“I’m tired, I want to die,” Nael Mohamed, a 14 year-old Sudanese boy, once expressed after he was attacked by two Egyptians in the streets of Cairo. Captured in a video that was later uploaded to TikTok, the two men were seen throwing stones and mocking him for his skin colour and ethnicity.
After the incident sparked outrage on social media, a Giza court sentenced the two Egyptian men to two years in prison, and fined each defendant EGP 100,000 (USD 6,250 as at the time of publication).
However, this incident is not an individual case, but rather part of a wider cultural problem. While social media has helped to expose the ugly sides of Egyptian humour, there are few nationwide campaigns that treat this particular phenomenon as a much deeper challenge than just individual incidents.

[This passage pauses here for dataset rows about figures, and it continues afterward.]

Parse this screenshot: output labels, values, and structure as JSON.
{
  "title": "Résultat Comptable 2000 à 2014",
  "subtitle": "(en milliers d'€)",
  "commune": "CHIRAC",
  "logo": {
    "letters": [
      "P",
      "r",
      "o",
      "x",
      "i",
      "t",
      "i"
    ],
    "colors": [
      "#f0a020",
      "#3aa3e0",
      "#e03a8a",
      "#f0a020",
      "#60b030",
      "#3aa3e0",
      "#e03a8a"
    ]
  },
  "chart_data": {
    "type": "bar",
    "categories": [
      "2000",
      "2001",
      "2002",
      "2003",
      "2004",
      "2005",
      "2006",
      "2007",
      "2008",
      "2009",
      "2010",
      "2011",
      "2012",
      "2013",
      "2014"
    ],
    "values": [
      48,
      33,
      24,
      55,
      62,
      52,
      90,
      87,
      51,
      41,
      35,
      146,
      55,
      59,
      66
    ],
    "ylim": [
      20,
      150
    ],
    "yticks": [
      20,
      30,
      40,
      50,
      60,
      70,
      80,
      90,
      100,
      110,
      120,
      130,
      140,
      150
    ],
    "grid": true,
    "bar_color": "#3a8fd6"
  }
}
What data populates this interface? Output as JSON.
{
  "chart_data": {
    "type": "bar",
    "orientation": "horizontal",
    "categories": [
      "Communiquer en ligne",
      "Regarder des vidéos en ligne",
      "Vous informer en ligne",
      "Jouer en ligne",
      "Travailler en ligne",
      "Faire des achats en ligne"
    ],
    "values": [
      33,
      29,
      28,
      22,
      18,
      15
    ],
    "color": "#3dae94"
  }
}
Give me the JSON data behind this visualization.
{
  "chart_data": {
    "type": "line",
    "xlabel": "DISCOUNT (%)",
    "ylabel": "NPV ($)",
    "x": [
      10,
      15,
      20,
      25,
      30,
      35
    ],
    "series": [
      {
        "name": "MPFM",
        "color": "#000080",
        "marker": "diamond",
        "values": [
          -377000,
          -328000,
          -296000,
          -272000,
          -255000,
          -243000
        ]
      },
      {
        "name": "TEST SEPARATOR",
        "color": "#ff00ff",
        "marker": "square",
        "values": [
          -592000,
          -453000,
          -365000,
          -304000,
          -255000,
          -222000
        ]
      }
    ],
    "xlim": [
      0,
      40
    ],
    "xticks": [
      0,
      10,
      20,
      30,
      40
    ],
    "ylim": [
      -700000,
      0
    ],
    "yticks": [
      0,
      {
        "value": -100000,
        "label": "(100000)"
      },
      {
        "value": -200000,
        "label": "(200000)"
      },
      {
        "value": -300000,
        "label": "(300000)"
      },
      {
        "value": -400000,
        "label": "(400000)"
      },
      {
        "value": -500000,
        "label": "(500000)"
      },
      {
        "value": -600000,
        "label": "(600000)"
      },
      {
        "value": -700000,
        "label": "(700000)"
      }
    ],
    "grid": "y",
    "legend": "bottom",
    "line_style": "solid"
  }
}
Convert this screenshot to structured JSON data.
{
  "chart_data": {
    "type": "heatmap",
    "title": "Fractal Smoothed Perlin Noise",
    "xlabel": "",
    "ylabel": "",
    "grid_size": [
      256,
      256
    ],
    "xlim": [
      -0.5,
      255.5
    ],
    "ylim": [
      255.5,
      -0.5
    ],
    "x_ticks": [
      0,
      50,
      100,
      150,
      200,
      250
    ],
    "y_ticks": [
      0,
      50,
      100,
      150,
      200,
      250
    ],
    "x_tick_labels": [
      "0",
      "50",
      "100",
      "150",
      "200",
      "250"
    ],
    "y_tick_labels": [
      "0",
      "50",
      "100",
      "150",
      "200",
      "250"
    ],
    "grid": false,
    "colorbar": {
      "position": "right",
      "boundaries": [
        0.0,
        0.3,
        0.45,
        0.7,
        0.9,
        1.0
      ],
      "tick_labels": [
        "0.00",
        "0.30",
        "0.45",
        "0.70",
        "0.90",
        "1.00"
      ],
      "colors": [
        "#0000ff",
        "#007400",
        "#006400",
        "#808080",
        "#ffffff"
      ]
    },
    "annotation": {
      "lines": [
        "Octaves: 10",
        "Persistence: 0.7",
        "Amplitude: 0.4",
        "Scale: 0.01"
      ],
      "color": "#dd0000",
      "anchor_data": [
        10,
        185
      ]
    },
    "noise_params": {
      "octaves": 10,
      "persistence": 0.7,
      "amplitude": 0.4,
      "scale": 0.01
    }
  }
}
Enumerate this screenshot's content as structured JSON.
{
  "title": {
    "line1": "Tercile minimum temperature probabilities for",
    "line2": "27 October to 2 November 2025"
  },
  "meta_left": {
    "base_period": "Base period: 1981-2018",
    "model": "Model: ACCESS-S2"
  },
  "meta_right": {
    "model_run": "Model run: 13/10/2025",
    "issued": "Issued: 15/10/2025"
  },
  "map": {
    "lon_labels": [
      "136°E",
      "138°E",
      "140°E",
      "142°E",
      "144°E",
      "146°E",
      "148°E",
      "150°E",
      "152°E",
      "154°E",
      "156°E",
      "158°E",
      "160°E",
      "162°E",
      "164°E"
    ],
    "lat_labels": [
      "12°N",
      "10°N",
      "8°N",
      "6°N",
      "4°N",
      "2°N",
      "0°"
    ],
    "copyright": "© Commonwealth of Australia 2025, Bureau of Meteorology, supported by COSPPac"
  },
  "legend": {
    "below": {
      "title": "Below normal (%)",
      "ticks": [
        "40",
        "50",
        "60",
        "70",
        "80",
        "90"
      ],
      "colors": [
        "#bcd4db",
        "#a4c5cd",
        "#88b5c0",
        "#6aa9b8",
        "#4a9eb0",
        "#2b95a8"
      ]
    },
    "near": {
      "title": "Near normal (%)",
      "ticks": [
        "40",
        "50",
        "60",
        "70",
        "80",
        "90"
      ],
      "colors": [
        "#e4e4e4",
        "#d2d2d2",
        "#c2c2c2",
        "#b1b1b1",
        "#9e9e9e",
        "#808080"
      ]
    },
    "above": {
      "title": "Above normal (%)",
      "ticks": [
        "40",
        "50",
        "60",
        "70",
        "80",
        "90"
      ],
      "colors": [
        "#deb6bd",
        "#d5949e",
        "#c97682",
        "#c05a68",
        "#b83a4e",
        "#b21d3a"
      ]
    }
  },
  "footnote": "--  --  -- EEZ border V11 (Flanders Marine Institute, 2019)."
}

Homaar (Donkey). Habla (Foolish). Kalb (Dog). Reading this words aloud without any context, it becomes clear for anyone that they are offensive. But in Egypt, they are commonly used as jokes.
Egyptian multimedia companyDS+ recently released the campaign “Da Msh Hzar” (This is Not a Joke), which exposes bullying culture in Egypt, and educates the public on the difference between joking and bullying and how it can have a grave impact on people’s mental health.
The company’s post alone generated over 3,000 shares and 2 million views, with mostly positive reactions that have applauded the campaign for being the first to raise awareness around such an issue.
“This is the first Egyptian advertisement that is actually needed for our society,” one commenter said.
“It is high time the media pays attention to the culture of bullying in Egypt,” said another.
In the opening scene of the video spot, a father is asked, “what is a joke?” to which the father replies, “when I call my son a donkey” — showing the extent to which some Egyptians are desensitised to insults.
Egyptians have earned the title of sha’b ebn nokta: a population raised on feel-good, quick comedy. A light heart (“dam khafeef”) is often used to describe those that are funny and can make the environment feel more lively, but this has often been used as a mask for people to hide their bullying tactics. Derogatory terms lose their true meaning between the jokes, to the extent that one cannot alwaysbe sure of whether it was said with light heartedness or with ill intention.
This nokta culture has helped to shape a power dynamic where jokes, scenes, and songs have normalized the sexual, political, and social violence against women, depicting them as merely light-hearted expressions. A notable example of this is Tameem Youness’s Salmonella, which turns a man’s threats against a girl who rejects him into a mere cheerful song.
However, while awareness campaigns are a good starting point, it is not enough to truly combat this issue. We have to move beyond awareness campaigns and shift to real legislation and court action to protect people’s mental health from verbal abuse, viewing it as not just a cultural problem, but as a public health issue.
Egypt has taken a number of legislative steps to combat bullying over the last couple of years. In 2020, Egypt outlined varying degrees of penalty and jail terms to criminalise bullying for the first time in Egypt’s history.
The draft amendment outlined a minimum prison term of six months and/or a penalty of EGP 10,000 to 30,000. The law also stipulates that should the offence be committed by a group, or if the offender is related to the victim in any way, penalties may increase from EGP 20,000 to EGP 100,000 and/or a minimum prison sentence of one year.
The impact of campaigns like DS+’s is not yet statistically clear, but many hope that it can shift mindsets and sow seeds of change, encouraging people to call out hurtful actions rather than let them easily slide.